I personally use llama.cpp as the driver since I run CPU-only but another may be better suited for GPU usage. But then it's as simple as downloading the model and placing it in the directory.
Failed to build llama-cpp-python
ERROR: Could not build wheels for llama-cpp-python, which is required to install pyproject.toml-based projects
Command '. "/Users/pmarreck/Downloads/oobabooga_macos/installer_files/conda/etc/profile.d/conda.sh" && conda activate "/Users/pmarreck/Downloads/oobabooga_macos/installer_files/env" && python -m pip install -r requirements.txt --upgrade' failed with exit status code '1'. Exiting...

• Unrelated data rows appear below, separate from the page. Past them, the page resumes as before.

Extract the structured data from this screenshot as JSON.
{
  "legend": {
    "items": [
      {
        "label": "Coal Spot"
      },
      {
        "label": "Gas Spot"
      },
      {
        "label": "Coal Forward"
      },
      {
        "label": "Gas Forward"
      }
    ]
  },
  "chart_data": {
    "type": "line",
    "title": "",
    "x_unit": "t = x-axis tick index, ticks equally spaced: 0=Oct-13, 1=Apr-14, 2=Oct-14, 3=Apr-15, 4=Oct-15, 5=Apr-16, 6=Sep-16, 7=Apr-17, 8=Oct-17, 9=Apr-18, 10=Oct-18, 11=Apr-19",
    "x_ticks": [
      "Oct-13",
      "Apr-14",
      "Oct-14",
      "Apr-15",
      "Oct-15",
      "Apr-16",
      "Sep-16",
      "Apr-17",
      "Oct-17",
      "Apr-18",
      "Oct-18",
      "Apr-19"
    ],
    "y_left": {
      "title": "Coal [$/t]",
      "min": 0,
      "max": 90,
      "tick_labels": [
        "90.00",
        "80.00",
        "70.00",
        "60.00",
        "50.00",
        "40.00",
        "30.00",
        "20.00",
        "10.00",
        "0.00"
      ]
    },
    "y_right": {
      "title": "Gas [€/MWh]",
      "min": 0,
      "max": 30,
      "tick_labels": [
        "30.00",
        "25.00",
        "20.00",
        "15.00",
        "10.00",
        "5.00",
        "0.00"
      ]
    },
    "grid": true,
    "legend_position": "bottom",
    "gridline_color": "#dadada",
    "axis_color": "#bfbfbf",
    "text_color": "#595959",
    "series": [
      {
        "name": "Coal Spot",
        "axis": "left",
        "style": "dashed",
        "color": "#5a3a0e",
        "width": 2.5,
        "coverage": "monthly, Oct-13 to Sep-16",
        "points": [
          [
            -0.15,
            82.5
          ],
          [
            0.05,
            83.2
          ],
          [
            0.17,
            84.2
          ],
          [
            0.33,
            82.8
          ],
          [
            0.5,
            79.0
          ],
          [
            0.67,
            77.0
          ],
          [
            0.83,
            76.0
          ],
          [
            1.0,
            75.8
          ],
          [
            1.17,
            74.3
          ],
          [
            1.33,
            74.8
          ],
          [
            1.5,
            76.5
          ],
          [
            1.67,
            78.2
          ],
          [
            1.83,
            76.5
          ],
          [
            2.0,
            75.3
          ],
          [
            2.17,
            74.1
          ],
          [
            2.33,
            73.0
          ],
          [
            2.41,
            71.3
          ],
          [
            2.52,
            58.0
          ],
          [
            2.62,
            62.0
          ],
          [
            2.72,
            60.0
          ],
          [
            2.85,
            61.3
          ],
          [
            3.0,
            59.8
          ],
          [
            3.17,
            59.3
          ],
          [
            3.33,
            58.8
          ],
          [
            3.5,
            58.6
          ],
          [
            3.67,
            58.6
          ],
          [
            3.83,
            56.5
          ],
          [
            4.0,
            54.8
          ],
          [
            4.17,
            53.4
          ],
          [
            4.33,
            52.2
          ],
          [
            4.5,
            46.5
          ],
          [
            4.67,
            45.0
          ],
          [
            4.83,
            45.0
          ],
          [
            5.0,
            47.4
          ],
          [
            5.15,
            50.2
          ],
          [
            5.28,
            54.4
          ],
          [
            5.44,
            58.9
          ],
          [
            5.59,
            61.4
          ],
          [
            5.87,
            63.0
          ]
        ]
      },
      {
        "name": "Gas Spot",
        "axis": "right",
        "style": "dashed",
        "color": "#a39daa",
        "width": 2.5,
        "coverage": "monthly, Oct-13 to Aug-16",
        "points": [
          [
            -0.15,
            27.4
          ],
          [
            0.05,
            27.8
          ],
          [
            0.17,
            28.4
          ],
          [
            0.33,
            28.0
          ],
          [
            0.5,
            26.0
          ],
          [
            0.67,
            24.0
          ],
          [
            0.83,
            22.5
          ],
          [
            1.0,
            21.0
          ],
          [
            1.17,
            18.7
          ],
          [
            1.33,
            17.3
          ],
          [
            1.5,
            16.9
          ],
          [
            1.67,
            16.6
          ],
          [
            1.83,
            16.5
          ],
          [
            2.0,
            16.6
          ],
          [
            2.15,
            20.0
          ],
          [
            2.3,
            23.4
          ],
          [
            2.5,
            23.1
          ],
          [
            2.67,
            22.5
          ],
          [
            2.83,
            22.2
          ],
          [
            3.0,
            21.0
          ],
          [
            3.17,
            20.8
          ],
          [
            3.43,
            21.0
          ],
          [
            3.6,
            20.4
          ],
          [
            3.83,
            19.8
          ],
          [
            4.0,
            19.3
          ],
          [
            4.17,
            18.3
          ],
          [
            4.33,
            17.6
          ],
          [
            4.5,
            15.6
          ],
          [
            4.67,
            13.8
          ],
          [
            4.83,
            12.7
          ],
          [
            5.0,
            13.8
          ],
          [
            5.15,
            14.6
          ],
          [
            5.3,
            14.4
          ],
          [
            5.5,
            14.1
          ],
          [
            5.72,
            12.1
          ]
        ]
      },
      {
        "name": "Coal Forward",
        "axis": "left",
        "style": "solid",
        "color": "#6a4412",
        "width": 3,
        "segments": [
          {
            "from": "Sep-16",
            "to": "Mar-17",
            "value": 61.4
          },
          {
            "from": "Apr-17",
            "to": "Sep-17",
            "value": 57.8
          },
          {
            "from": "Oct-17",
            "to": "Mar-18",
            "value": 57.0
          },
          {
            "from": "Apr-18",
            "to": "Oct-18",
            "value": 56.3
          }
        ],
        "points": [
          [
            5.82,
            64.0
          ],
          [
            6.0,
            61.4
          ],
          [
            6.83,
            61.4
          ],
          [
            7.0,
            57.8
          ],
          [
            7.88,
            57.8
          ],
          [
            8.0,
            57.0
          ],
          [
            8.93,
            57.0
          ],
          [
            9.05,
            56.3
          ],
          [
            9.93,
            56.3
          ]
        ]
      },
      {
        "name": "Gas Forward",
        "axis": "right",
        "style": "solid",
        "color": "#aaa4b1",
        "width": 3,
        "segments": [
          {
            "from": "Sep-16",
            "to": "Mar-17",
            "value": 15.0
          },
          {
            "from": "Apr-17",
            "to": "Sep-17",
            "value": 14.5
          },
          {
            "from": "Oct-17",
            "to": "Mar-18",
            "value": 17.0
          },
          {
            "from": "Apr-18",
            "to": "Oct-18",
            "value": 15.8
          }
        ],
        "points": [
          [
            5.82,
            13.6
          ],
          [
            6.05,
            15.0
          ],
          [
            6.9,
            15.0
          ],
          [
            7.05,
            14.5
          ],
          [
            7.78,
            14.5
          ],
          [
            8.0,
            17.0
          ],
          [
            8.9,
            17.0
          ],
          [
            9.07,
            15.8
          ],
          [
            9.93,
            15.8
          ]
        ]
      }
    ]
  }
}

My Threadripper has 64 cores/128 threads and I'm wondering if any models can take advantage of CPU concurrency to at least mitigate some of the loss from not using a GPU (should one not be using a GPU)
From my experience llama.cpp doesn’t take full advantage of parallelism as it could. Tested this on an HPC cluster - increasing thread count certainly did increase CPU usage but did not meaningfully improve tok/s past 6-8 cores. Same behavior with whisper.cpp. :( I wonder if there’s another backend that scales better.
I'm guessing the problem is that you're constrained by memory bandwidth and not computation power and this is inherent to the algorithm, not an artifact of any one implementation.
The number of times I had to do it in real production code amounts to zero.
The number of times I had to piece code from poorly documented external services, conflicting product requirements, and running on complex and weird environments has been ... well ... multiple times a day for the past 20+ years.
"instruct-like prompts" is what you give a very junior engineer out of college, and then you have to carefully review their code.